Mais même avec cette molécule “star”, cette société a connu des déboires: un essai clinique de grande ampleur est lancé en 2009 pour la tester sur une autre maladie, la sclérose latérale amyotrophique (SLA), plus connue sous le nom de maladie de Charcot.

“On n’a pas réussi à en démontrer l’efficacité. Ca a été terrible, on a cru qu’on ne s’en remettrait pas”, se souvient Mme Placet. Et le contrat qui prévoyait le rachat de Trophos par un laboratoire suisse, Actélion, tombe également à l’eau, après cet échec en 2011.

“On a perdu des hommes-clefs. On a concentré tous nos moyens sur les projets en cours”, dont celui du traitement de la SMA, explique la dirigeante.

Les effectifs, qui étaient montés jusqu’à 40 personnes, fondent. En seize ans d’existence, “nous avons appris plusieurs métiers (…), les +big pharma+ qui nous ont audités, n’en reviennent pas de ce qu’on a pu faire avec si peu de moyens”, se réjouit Christine Placet.

“Cela représente une prouesse scientifique – on ne trouve pas de nouvelle molécule en neurologie en ce moment ! – et une prouesse entrepreneuriale”, se réjouit Antoine Beret.

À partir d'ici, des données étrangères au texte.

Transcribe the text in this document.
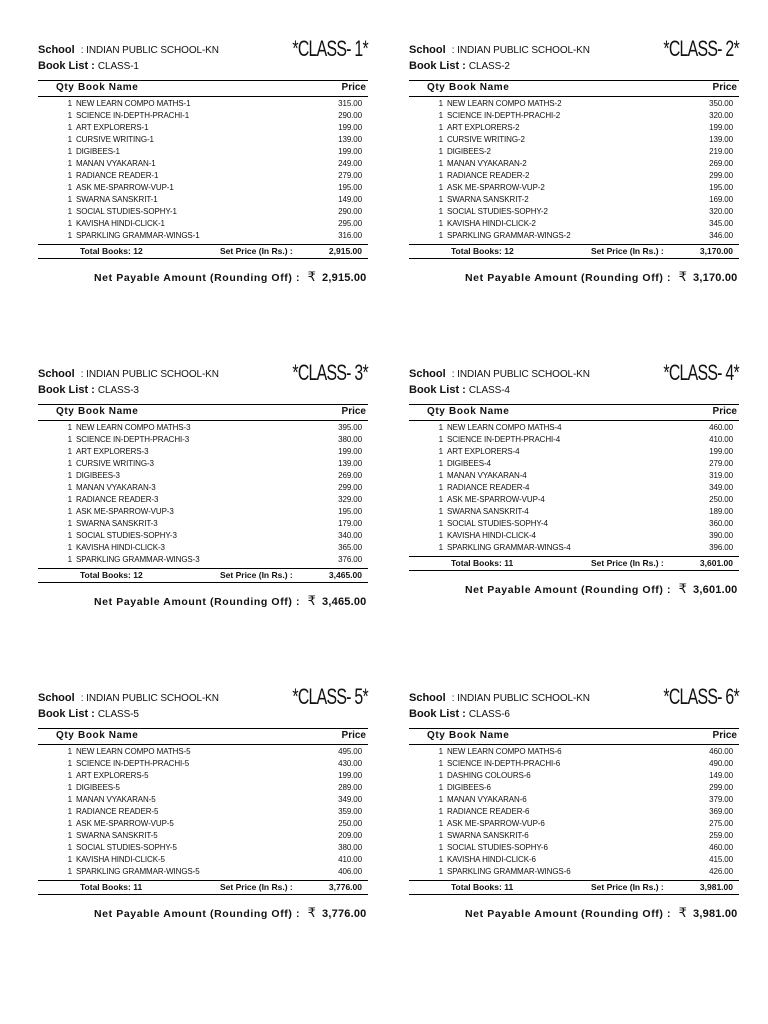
School : INDIAN PUBLIC SCHOOL-KN
Book List : CLASS-1
*CLASS- 1*
Qty Book Name	Price
1 NEW LEARN COMPO MATHS-1	315.00
1 SCIENCE IN-DEPTH-PRACHI-1	290.00
1 ART EXPLORERS-1	199.00
1 CURSIVE WRITING-1	139.00
1 DIGIBEES-1	199.00
1 MANAN VYAKARAN-1	249.00
1 RADIANCE READER-1	279.00
1 ASK ME-SPARROW-VUP-1	195.00
1 SWARNA SANSKRIT-1	149.00
1 SOCIAL STUDIES-SOPHY-1	290.00
1 KAVISHA HINDI-CLICK-1	295.00
1 SPARKLING GRAMMAR-WINGS-1	316.00
Total Books: 12	Set Price (In Rs.) :	2,915.00
Net Payable Amount (Rounding Off) : ₹ 2,915.00
School : INDIAN PUBLIC SCHOOL-KN
Book List : CLASS-2
*CLASS- 2*
Qty Book Name	Price
1 NEW LEARN COMPO MATHS-2	350.00
1 SCIENCE IN-DEPTH-PRACHI-2	320.00
1 ART EXPLORERS-2	199.00
1 CURSIVE WRITING-2	139.00
1 DIGIBEES-2	219.00
1 MANAN VYAKARAN-2	269.00
1 RADIANCE READER-2	299.00
1 ASK ME-SPARROW-VUP-2	195.00
1 SWARNA SANSKRIT-2	169.00
1 SOCIAL STUDIES-SOPHY-2	320.00
1 KAVISHA HINDI-CLICK-2	345.00
1 SPARKLING GRAMMAR-WINGS-2	346.00
Total Books: 12	Set Price (In Rs.) :	3,170.00
Net Payable Amount (Rounding Off) : ₹ 3,170.00
School : INDIAN PUBLIC SCHOOL-KN
Book List : CLASS-3
*CLASS- 3*
Qty Book Name	Price
1 NEW LEARN COMPO MATHS-3	395.00
1 SCIENCE IN-DEPTH-PRACHI-3	380.00
1 ART EXPLORERS-3	199.00
1 CURSIVE WRITING-3	139.00
1 DIGIBEES-3	269.00
1 MANAN VYAKARAN-3	299.00
1 RADIANCE READER-3	329.00
1 ASK ME-SPARROW-VUP-3	195.00
1 SWARNA SANSKRIT-3	179.00
1 SOCIAL STUDIES-SOPHY-3	340.00
1 KAVISHA HINDI-CLICK-3	365.00
1 SPARKLING GRAMMAR-WINGS-3	376.00
Total Books: 12	Set Price (In Rs.) :	3,465.00
Net Payable Amount (Rounding Off) : ₹ 3,465.00
School : INDIAN PUBLIC SCHOOL-KN
Book List : CLASS-4
*CLASS- 4*
Qty Book Name	Price
1 NEW LEARN COMPO MATHS-4	460.00
1 SCIENCE IN-DEPTH-PRACHI-4	410.00
1 ART EXPLORERS-4	199.00
1 DIGIBEES-4	279.00
1 MANAN VYAKARAN-4	319.00
1 RADIANCE READER-4	349.00
1 ASK ME-SPARROW-VUP-4	250.00
1 SWARNA SANSKRIT-4	189.00
1 SOCIAL STUDIES-SOPHY-4	360.00
1 KAVISHA HINDI-CLICK-4	390.00
1 SPARKLING GRAMMAR-WINGS-4	396.00
Total Books: 11	Set Price (In Rs.) :	3,601.00
Net Payable Amount (Rounding Off) : ₹ 3,601.00
School : INDIAN PUBLIC SCHOOL-KN
Book List : CLASS-5
*CLASS- 5*
Qty Book Name	Price
1 NEW LEARN COMPO MATHS-5	495.00
1 SCIENCE IN-DEPTH-PRACHI-5	430.00
1 ART EXPLORERS-5	199.00
1 DIGIBEES-5	289.00
1 MANAN VYAKARAN-5	349.00
1 RADIANCE READER-5	359.00
1 ASK ME-SPARROW-VUP-5	250.00
1 SWARNA SANSKRIT-5	209.00
1 SOCIAL STUDIES-SOPHY-5	380.00
1 KAVISHA HINDI-CLICK-5	410.00
1 SPARKLING GRAMMAR-WINGS-5	406.00
Total Books: 11	Set Price (In Rs.) :	3,776.00
Net Payable Amount (Rounding Off) : ₹ 3,776.00
School : INDIAN PUBLIC SCHOOL-KN
Book List : CLASS-6
*CLASS- 6*
Qty Book Name	Price
1 NEW LEARN COMPO MATHS-6	460.00
1 SCIENCE IN-DEPTH-PRACHI-6	490.00
1 DASHING COLOURS-6	149.00
1 DIGIBEES-6	299.00
1 MANAN VYAKARAN-6	379.00
1 RADIANCE READER-6	369.00
1 ASK ME-SPARROW-VUP-6	275.00
1 SWARNA SANSKRIT-6	259.00
1 SOCIAL STUDIES-SOPHY-6	460.00
1 KAVISHA HINDI-CLICK-6	415.00
1 SPARKLING GRAMMAR-WINGS-6	426.00
Total Books: 11	Set Price (In Rs.) :	3,981.00
Net Payable Amount (Rounding Off) : ₹ 3,981.00
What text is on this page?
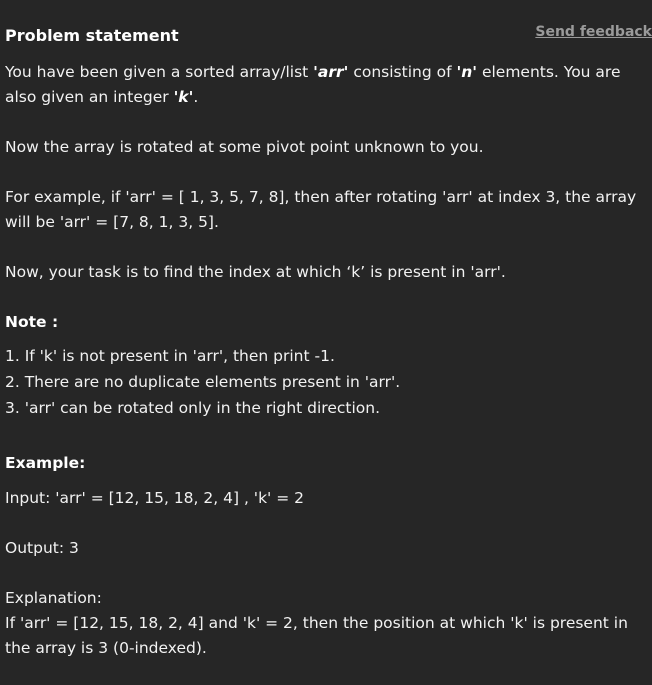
Problem statement	Send feedback

You have been given a sorted array/list 'arr' consisting of 'n' elements. You are also given an integer 'k'.

Now the array is rotated at some pivot point unknown to you.

For example, if 'arr' = [ 1, 3, 5, 7, 8], then after rotating 'arr' at index 3, the array will be 'arr' = [7, 8, 1, 3, 5].

Now, your task is to find the index at which ‘k’ is present in 'arr'.

Note :

1. If 'k' is not present in 'arr', then print -1.

2. There are no duplicate elements present in 'arr'.

3. 'arr' can be rotated only in the right direction.

Example:

Input: 'arr' = [12, 15, 18, 2, 4] , 'k' = 2

Output: 3

Explanation:

If 'arr' = [12, 15, 18, 2, 4] and 'k' = 2, then the position at which 'k' is present in the array is 3 (0-indexed).
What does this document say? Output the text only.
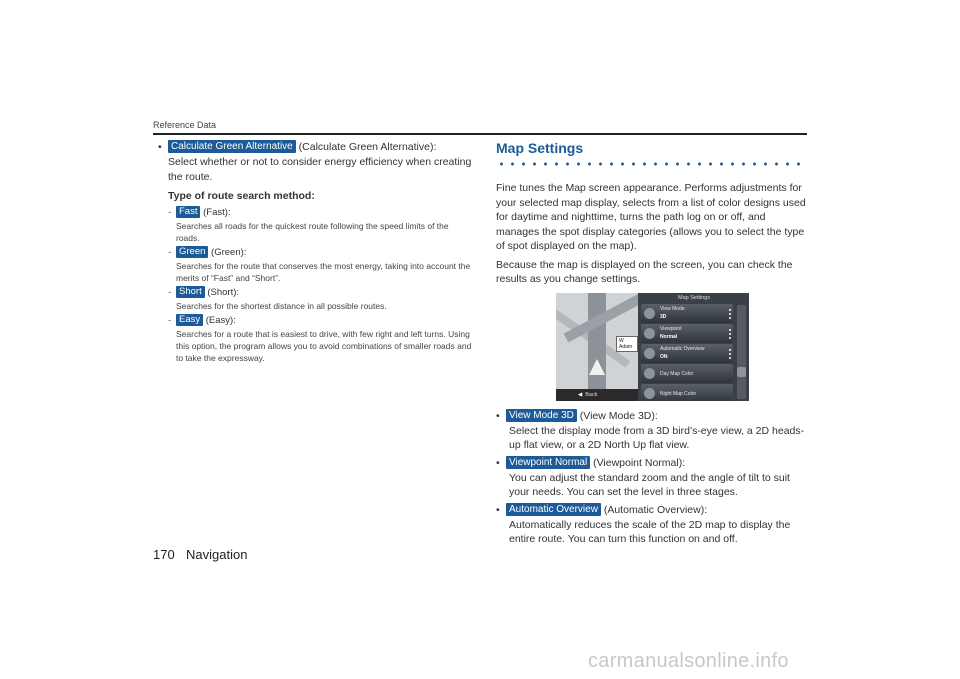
Reference Data
• Calculate Green Alternative (Calculate Green Alternative):
Select whether or not to consider energy efficiency when creating the route.
Type of route search method:
- Fast (Fast):
Searches all roads for the quickest route following the speed limits of the roads.
- Green (Green):
Searches for the route that conserves the most energy, taking into account the merits of “Fast” and “Short”.
- Short (Short):
Searches for the shortest distance in all possible routes.
- Easy (Easy):
Searches for a route that is easiest to drive, with few right and left turns. Using this option, the program allows you to avoid combinations of smaller roads and to take the expressway.
Map Settings
Fine tunes the Map screen appearance. Performs adjustments for your selected map display, selects from a list of color designs used for daytime and nighttime, turns the path log on or off, and manages the spot display categories (allows you to select the type of spot displayed on the map).
Because the map is displayed on the screen, you can check the results as you change settings.
W Adam
◀ Back
Map Settings
View Mode
3D
Viewpoint
Normal
Automatic Overview
ON
Day Map Color
Night Map Color
• View Mode 3D (View Mode 3D):
Select the display mode from a 3D bird’s-eye view, a 2D heads-up flat view, or a 2D North Up flat view.
• Viewpoint Normal (Viewpoint Normal):
You can adjust the standard zoom and the angle of tilt to suit your needs. You can set the level in three stages.
• Automatic Overview (Automatic Overview):
Automatically reduces the scale of the 2D map to display the entire route. You can turn this function on and off.
170 Navigation
carmanualsonline.info
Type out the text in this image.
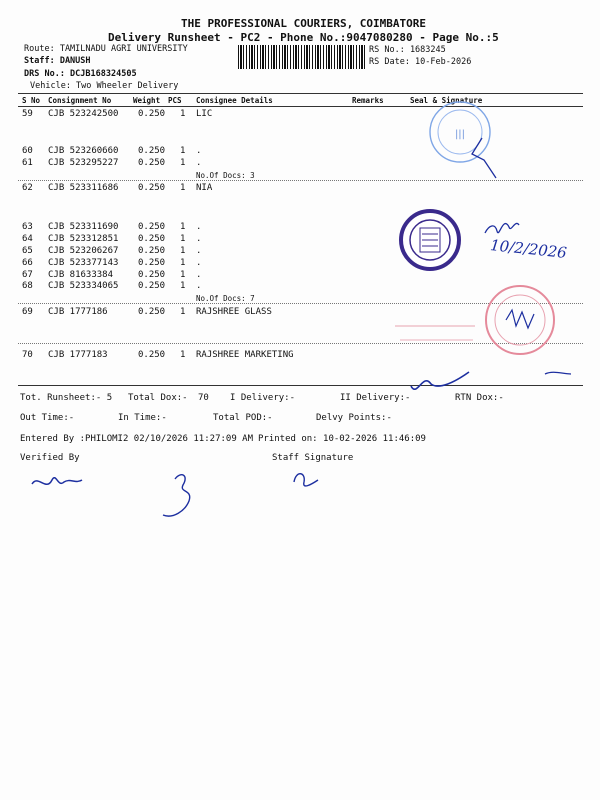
THE PROFESSIONAL COURIERS, COIMBATORE
Delivery Runsheet - PC2 - Phone No.:9047080280 - Page No.:5
Route: TAMILNADU AGRI UNIVERSITY
Staff: DANUSH
DRS No.: DCJB168324505
Vehicle: Two Wheeler Delivery
RS No.: 1683245
RS Date: 10-Feb-2026
S No Consignment No	Weight PCS Consignee Details	Remarks	Seal & Signature
59 CJB 523242500 0.250 1 LIC
60 CJB 523260660 0.250 1 .
61 CJB 523295227 0.250 1 .
No.Of Docs: 3
62 CJB 523311686 0.250 1 NIA
63 CJB 523311690 0.250 1 .
64 CJB 523312851 0.250 1 .
65 CJB 523206267 0.250 1 .
66 CJB 523377143 0.250 1 .
67 CJB 81633384	0.250 1 .
68 CJB 523334065 0.250 1 .
No.Of Docs: 7
69 CJB 1777186	0.250 1 RAJSHREE GLASS
70 CJB 1777183	0.250 1 RAJSHREE MARKETING
Tot. Runsheet:- 5 Total Dox:- 70 I Delivery:-	II Delivery:-	RTN Dox:-
Out Time:-	In Time:-	Total POD:-	Delvy Points:-
Entered By :PHILOMI2 02/10/2026 11:27:09 AM Printed on: 10-02-2026 11:46:09
Verified By	Staff Signature
|||
10/2/2026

– Continuel renouvellement –

Dans ce domaine, “il faut avoir du souffle, tous les deux ans, il faut trouver de l’argent”, souligne-t-il évoquant “la recherche, 90% d’échecs et 10% de succès, et encore, quand vous avez la main heureuse”.

Le fondateur salue surtout le rôle de l’AFM-Téléthon, un soutien financier stable et solide, pierre angulaire d’un partenariat original “entre une association philanthropique et une société de biotech”, précise-t-il.

L’AFM a en effet pris une partie du capital (9,6%) et a régulièrement apporté de l’argent depuis le début des activités de Trophos, aujourd’hui succès financier et médical. “On s’est placé en +scientifique risqueur+, pas en +capital-risqueur+, explique le directeur scientifique de l’AFM-Téléthon, Serge Braun.

Paradoxe après ce succès: nul ne sait ce qu’il adviendra de Trophos, après son rachat par Roche.

Ainsi va la vie dans les biotechnologies, pour Serge Braun: “c’est comme la peau, qui est en continuel renouvellement. Dans les biotechnologies, c’est un peu pareil, vous avez des entreprises qui se créent puis qui disparaissent ou qui se transforment”.